## 5.5 More Complex Turtle Graphs

Simple instructions, when combined with looping, can produce quite complex patterns. Consider the following process (with results shown in Figure 5.13):

turtle_init(1000, 1000, mode = "clip")
turtle_do({
turtle_setpos(600,400)
turtle_right(90)
for (i in 1:2000) {
turtle_right(i)
turtle_forward(sqrt(i))
}
}) Figure 5.13: Galactic Zany!

You might enjoy figuring out why this pattern occurs. As you ponder this, it might help to construct a set of “ragged” spirals with somewhat larger steps, and pause at each step.

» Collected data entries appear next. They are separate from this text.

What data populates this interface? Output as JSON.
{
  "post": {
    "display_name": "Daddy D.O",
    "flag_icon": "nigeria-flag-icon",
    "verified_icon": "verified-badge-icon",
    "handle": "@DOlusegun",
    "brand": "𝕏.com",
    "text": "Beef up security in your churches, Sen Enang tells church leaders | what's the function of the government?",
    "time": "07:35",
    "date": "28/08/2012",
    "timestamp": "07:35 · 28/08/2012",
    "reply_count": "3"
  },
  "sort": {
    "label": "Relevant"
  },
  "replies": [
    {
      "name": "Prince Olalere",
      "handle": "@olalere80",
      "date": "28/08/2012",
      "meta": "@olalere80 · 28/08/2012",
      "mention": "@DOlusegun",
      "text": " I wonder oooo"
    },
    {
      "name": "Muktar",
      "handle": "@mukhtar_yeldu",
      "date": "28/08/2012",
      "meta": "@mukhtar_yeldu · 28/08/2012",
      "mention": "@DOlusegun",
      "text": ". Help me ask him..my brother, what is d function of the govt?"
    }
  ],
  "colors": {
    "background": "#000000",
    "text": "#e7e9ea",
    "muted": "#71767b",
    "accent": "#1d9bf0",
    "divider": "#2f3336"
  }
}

Code like the following might be useful:16

turtle_init(1000, 1000, mode = "clip")
turtle_do({
i <- 1
turtle_right(90)
repeat {
bidding <- readline("Proceed? (Enter q to quit) ")
if ( bidding == "q") break
turtle_right(i)
turtle_forward(2*sqrt(i))
cat(paste0("Turned ", i, " degrees,\n"))
cat(paste0("stepped forward ", round(2*sqrt(i), 3), " units.\n"))
cat("Turtle's current angle is: ", turtle_getangle(), " degrees.\n")
i <- i + 20
}
cat("All done!")
})

1. Also don’t forget that every 360 degrees is a full turn around the circle, so when the turtle’s angle is, say 720 degrees, it’s the same as an angle of 360 degrees which is the same as an angle of 0 degrees. All three angles amount to the same direction.